Tauranga's Garden and Artfest draws visitors - and a $20,000 helping hand from the city's ratepayers.

Tauranga's Garden and Artfest draws visitors - and a $20,000 helping hand from the city's ratepayers.

A bid to slash ratepayer funding of two flagship Tauranga festivals sparked an angry pre-election outburst by Mayor Stuart Crosby, complaining that councillors should stop looking at their feet.

At stake were grants of $20,000 to the Garden and Artfest and $25,000 to the Tauranga Arts Festival from the council's $200,000 events bid fund.

"It staggers me to hear some of the comments made today," Mr Crosby exclaimed at yesterday's council meeting to consider funding requests from the city's five flagship events.

His broadside was delivered after Councillor Rick Curach argued the two festivals were on a sound financial footing and all the council was doing was putting ratepayers' money into their bank accounts.

Cr Curach said the Garden and Artfest had $205,000 in the bank and the Arts Festival $160,000 - enough money to see them through if they did not make a surplus.

The subsequent debate saw the emergence of familiar voting patterns centred on the council's two factions.

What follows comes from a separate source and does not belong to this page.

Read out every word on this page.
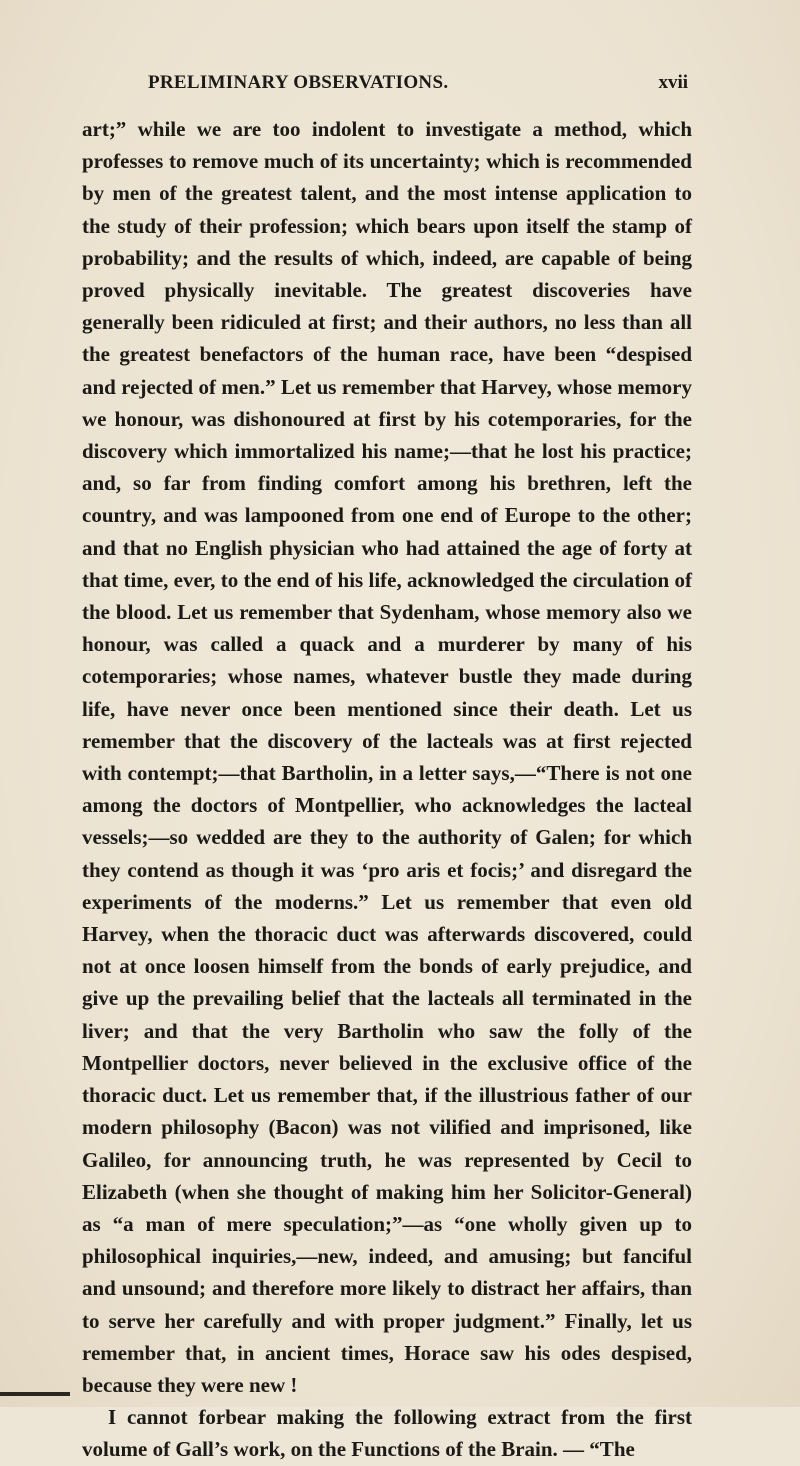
PRELIMINARY OBSERVATIONS.	xvii

art;” while we are too indolent to investigate a method, which professes to remove much of its uncertainty; which is recommended by men of the greatest talent, and the most intense application to the study of their profession; which bears upon itself the stamp of probability; and the results of which, indeed, are capable of being proved physically inevitable. The greatest discoveries have generally been ridiculed at first; and their authors, no less than all the greatest benefactors of the human race, have been “despised and rejected of men.” Let us remember that Harvey, whose memory we honour, was dishonoured at first by his cotemporaries, for the discovery which immortalized his name;—that he lost his practice; and, so far from finding comfort among his brethren, left the country, and was lampooned from one end of Europe to the other; and that no English physician who had attained the age of forty at that time, ever, to the end of his life, acknowledged the circulation of the blood. Let us remember that Sydenham, whose memory also we honour, was called a quack and a murderer by many of his cotemporaries; whose names, whatever bustle they made during life, have never once been mentioned since their death. Let us remember that the discovery of the lacteals was at first rejected with contempt;—that Bartholin, in a letter says,—“There is not one among the doctors of Montpellier, who acknowledges the lacteal vessels;—so wedded are they to the authority of Galen; for which they contend as though it was ‘pro aris et focis;’ and disregard the experiments of the moderns.” Let us remember that even old Harvey, when the thoracic duct was afterwards discovered, could not at once loosen himself from the bonds of early prejudice, and give up the prevailing belief that the lacteals all terminated in the liver; and that the very Bartholin who saw the folly of the Montpellier doctors, never believed in the exclusive office of the thoracic duct. Let us remember that, if the illustrious father of our modern philosophy (Bacon) was not vilified and imprisoned, like Galileo, for announcing truth, he was represented by Cecil to Elizabeth (when she thought of making him her Solicitor-General) as “a man of mere speculation;”—as “one wholly given up to philosophical inquiries,—new, indeed, and amusing; but fanciful and unsound; and therefore more likely to distract her affairs, than to serve her carefully and with proper judgment.” Finally, let us remember that, in ancient times, Horace saw his odes despised, because they were new !

I cannot forbear making the following extract from the first volume of Gall’s work, on the Functions of the Brain. — “The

The meeting also revealed the pressure on Tauranga's ironman event, the Port of Tauranga Half, from its Auckland equivalent and how it was "at the crossroads".

The potential threat if Auckland launched its own version of the Aims Games was used to help justify continued council support for both those events.

Cr Tony Christiansen said it should be about a hand-up rather than a hand-out and he had difficulty supporting a grant that was up to 10 per cent of what the organisation had in the bank.

Cr Murray Guy said it was about making decisions based on policy and it was a slap in the face for ratepayers if the council felt obligated to fund them.

Cr Bill Faulkner argued that the council could not suddenly pull funding from the Garden and Artfest, saying the event's success was weather dependent.

Deputy Mayor David Stewart said the council should be looking to grow the city and stop trying to cut success off at the knees. "We have this tall poppy-type thinking that if someone is successful then you drop them down a bit."

Councillors Curach, Guy, Bill Grainger and Catherine Stewart voted against the grants to the Garden and Artfest and the Arts Festival, with the Arts Festival debate sparking more ructions.

Mr Crosby said it beggared belief what he was hearing. "If you stop looking at your feet and start looking at your head you will start to understand what benefits they bring."

Mr Crosby said councillors were making a "horrendous assumption" that the people of Tauranga did not want the council to support the Arts Festival.

"It is absolutely critical that we are seen to be funders on behalf of the community ...

events could fall over."

Cr Grainger said the council had not looked after basic infrastructure and it had caught up with it.

Tauranga ratepayers' support for flagship events

  • Garden and Artfest $20,000
  • Port of Tauranga Half $20,000
  • Tauranga Arts Festival $25,000
  • National Jazz Festival $30,000
  • Aims Games International Sporting Championship $30,000
  • $75,000 left for applications to the major project and small project investment funds. Applications open in September.